It’s interesting that on anything related to science (climate change, whether people are born gay, whether a fertilized egg is a person), the GOP  insists on imposing  fundamentalist Christian views on everyone.

But when it comes to economic policy, they have turned to an atheist — Ayn Rand — who preached unregulated capitalism, an unfettered free market that is as extreme to many of us as the GOP’s theocratic policies.

That’s why I don’t understand today’s GOP bravado that Mitt was a lousy candidate, but Paul Ryan will do just great in 2016.  He’s with Todd Akin and Richard Mourdock on abortion, and with Rand on economics.  He’s the personification of what lost last night.

Karl Rove says that this country is still center right.  Even if that’s the case, his party is not center right, it is now far, far right.  As the GOP has moved more to the right, the Dems have not moved equally left, so they are now the more centrist  — and saner-seeming — party.

I would say this is a centrist country, that tilts left or right depending on the issue and how far each party is from the center.  If politics in America is played between the 20-yard lines, the GOP is out in the parking lot, with very few young or female or minority folks at its sad little tailgate party.

 

They Are All Randians Now

The chattering classes all along the political spectrum have been saying that the GOP is in an identity crisis, that they know they want to run from Bush 43, but haven’t yet figured out exactly what they’re running to.

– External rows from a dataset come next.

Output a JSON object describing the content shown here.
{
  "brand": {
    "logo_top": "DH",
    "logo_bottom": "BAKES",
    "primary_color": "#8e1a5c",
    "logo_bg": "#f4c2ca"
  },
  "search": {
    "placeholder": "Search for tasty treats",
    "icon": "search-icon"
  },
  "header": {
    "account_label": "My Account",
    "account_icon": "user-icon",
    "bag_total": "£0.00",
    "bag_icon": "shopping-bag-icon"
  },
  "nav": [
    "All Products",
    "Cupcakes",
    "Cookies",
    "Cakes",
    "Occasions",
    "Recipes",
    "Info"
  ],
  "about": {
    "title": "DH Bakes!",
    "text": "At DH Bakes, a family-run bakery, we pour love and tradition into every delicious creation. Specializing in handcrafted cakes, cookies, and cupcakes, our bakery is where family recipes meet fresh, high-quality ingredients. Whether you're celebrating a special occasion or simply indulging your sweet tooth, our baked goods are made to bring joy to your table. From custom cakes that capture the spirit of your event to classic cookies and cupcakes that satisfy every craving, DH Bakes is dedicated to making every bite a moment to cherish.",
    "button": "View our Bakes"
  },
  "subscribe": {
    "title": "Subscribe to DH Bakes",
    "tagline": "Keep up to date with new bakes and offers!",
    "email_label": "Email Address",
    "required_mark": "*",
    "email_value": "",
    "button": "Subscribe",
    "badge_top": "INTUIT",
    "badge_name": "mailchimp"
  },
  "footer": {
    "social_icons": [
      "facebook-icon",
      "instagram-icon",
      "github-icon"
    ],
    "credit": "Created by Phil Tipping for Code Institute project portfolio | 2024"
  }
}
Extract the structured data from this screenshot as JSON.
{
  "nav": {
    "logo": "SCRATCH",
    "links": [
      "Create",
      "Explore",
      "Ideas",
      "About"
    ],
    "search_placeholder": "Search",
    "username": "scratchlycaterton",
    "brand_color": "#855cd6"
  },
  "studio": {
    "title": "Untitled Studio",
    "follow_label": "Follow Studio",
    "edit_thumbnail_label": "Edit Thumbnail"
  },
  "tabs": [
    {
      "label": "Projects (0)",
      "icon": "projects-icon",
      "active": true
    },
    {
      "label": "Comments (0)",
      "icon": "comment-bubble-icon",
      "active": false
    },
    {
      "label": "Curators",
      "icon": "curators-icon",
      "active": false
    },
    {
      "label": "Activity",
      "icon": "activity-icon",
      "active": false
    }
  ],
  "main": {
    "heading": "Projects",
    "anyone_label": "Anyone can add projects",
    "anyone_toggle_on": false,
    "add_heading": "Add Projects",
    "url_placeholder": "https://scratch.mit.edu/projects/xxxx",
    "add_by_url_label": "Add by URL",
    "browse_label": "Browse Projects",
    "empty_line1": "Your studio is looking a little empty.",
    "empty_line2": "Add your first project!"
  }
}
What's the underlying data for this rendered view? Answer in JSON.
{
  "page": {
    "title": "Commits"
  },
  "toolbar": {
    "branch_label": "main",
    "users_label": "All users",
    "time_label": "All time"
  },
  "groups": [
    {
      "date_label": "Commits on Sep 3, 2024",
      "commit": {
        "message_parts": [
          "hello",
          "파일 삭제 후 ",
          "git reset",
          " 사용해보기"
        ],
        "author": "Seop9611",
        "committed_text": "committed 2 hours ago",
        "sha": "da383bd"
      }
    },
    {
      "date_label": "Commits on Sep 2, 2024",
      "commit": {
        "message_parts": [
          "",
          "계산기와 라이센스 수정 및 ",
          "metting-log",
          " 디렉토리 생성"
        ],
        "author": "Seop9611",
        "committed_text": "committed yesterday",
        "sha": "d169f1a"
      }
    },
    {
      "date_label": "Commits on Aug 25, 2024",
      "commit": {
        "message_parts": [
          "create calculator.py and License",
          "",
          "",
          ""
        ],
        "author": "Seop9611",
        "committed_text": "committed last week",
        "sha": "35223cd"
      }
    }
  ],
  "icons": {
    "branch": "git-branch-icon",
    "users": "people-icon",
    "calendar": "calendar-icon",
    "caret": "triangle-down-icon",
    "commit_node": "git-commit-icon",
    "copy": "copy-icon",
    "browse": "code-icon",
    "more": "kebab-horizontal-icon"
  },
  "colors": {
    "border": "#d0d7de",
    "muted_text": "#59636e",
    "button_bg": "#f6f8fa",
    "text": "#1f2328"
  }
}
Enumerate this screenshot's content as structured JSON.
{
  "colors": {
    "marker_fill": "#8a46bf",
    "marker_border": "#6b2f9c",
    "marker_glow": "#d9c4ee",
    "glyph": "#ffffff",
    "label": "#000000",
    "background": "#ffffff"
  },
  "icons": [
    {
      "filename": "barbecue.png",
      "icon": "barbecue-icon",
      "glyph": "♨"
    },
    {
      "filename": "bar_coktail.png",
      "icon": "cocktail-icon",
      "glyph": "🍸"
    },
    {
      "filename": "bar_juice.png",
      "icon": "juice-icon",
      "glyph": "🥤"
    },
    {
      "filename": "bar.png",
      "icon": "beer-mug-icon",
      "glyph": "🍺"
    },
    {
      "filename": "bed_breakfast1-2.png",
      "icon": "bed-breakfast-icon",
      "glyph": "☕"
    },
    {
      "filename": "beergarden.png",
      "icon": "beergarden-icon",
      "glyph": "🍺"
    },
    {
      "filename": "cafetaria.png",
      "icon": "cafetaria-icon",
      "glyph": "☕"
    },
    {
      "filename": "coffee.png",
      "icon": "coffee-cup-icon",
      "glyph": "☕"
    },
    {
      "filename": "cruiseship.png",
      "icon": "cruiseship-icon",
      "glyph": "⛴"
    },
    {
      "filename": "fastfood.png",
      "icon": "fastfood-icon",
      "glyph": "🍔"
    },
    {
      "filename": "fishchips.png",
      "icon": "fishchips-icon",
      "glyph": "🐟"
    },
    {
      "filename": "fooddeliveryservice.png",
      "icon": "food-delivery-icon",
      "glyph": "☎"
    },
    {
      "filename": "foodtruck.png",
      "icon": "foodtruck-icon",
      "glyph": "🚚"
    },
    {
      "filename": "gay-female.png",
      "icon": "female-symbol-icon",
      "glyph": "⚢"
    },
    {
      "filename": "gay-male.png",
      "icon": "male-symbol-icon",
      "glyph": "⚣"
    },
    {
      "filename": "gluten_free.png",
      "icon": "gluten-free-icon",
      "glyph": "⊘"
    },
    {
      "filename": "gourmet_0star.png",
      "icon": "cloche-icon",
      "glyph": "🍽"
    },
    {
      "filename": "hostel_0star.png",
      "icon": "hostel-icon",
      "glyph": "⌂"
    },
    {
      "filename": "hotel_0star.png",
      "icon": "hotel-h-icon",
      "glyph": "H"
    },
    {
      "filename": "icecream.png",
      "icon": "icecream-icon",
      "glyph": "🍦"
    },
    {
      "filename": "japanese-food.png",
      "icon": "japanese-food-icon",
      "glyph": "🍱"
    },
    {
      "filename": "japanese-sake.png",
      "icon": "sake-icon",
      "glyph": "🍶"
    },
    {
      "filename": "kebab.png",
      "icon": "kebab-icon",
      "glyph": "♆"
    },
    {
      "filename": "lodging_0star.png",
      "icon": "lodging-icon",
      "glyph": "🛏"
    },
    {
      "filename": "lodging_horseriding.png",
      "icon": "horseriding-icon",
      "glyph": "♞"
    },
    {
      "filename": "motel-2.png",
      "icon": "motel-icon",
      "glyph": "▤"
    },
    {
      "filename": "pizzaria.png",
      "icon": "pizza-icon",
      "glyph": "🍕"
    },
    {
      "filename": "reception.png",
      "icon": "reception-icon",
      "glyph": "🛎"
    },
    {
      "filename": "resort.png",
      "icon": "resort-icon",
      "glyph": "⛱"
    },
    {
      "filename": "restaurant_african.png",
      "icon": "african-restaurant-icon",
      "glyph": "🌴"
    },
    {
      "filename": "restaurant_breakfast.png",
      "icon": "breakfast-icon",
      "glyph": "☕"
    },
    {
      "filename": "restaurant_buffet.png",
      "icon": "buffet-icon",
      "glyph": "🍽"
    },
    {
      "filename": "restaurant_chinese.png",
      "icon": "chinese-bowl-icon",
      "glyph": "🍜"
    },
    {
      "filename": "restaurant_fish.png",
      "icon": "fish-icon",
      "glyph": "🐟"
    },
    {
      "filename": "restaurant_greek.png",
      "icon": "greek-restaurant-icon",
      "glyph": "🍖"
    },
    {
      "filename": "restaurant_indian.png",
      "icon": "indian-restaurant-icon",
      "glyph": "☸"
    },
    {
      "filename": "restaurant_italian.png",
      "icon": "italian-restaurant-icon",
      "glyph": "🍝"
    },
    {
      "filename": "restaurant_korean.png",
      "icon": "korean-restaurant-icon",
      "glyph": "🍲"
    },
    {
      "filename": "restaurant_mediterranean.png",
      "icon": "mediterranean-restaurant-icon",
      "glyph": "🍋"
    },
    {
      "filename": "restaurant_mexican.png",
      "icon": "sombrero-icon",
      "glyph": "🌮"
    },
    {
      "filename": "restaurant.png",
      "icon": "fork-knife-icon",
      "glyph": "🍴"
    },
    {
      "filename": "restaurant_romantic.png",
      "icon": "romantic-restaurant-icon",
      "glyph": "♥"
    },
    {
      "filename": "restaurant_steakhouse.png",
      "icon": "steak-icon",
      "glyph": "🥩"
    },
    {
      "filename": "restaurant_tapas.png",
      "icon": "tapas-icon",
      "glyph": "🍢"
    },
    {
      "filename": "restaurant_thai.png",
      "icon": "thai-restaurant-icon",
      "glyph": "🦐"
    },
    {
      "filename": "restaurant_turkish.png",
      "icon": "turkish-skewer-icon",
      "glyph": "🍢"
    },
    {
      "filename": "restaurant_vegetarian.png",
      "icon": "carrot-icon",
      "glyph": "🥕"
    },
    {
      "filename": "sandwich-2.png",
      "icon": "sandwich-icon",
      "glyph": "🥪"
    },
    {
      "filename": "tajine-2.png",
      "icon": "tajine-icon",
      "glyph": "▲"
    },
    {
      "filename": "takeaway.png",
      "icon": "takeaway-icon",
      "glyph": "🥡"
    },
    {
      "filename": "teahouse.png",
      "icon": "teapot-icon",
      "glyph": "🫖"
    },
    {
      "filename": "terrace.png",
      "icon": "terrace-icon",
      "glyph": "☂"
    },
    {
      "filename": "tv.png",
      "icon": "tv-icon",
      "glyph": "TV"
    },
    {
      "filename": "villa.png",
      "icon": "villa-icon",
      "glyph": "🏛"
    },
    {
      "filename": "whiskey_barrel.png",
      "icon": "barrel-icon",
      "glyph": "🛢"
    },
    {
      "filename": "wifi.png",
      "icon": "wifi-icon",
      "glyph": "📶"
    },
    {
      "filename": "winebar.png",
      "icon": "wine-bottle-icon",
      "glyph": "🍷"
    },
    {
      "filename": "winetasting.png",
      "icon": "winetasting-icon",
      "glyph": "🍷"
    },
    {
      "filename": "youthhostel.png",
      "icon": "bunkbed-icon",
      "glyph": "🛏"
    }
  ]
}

The chattering classes are wrong — the GOP has definitively chosen a new identity:  they may give lip service to Ronald Reagan, but they’re really kissing the behind of another dead person — Ayn Rand.  They are all Randians now.

Nixon famously said we are all Keynesians now, and that was true.  The Dems had a leftist take on Keynes, and the GOP had a rightist take on him, but everybody believed that when the economy was bad, as during a garden-variety recession let alone a Great Recession, the government should spend to make up for the lack of private sector demand.  The difference was that when things were good and humming along, the Dems wanted more government spending than the GOP did.  It was a difference of degree, not of fundamental ideology.

Ayn Rand is a different ideology.  This is not the GOP of Nixon, Ford, Reagan, either Bush, or McCain.

Republicans, Independents, and the teeny, tiny sliver of Dems who are voting for Mitt need to think long and hard about this — are they really Randians?  Is this what they believe?  It’s not just that this isn’t your father’s GOP, this isn’t even the GOP of 2008.  Reagan famously said that he didn’t leave the Democratic party, it left him.  Well, now the Republican party has left him as well.   Everyone who is voting for Mitt should stop and reflect if the party has left them as well.

Mitt himself isn’t really a Randian, he’s an empty vessel, but he picked Paul Ryan because Mitt recognizes that Rand has filled the vacuum Bush left, and Ryan is her deaf, dumb, blind disciple — Paul “Tommy” Ryan.

The “Other” threatening our country isn’t a fictional Kenyan Muslim Socialist, it’s a Russian atheist who wrote fiction.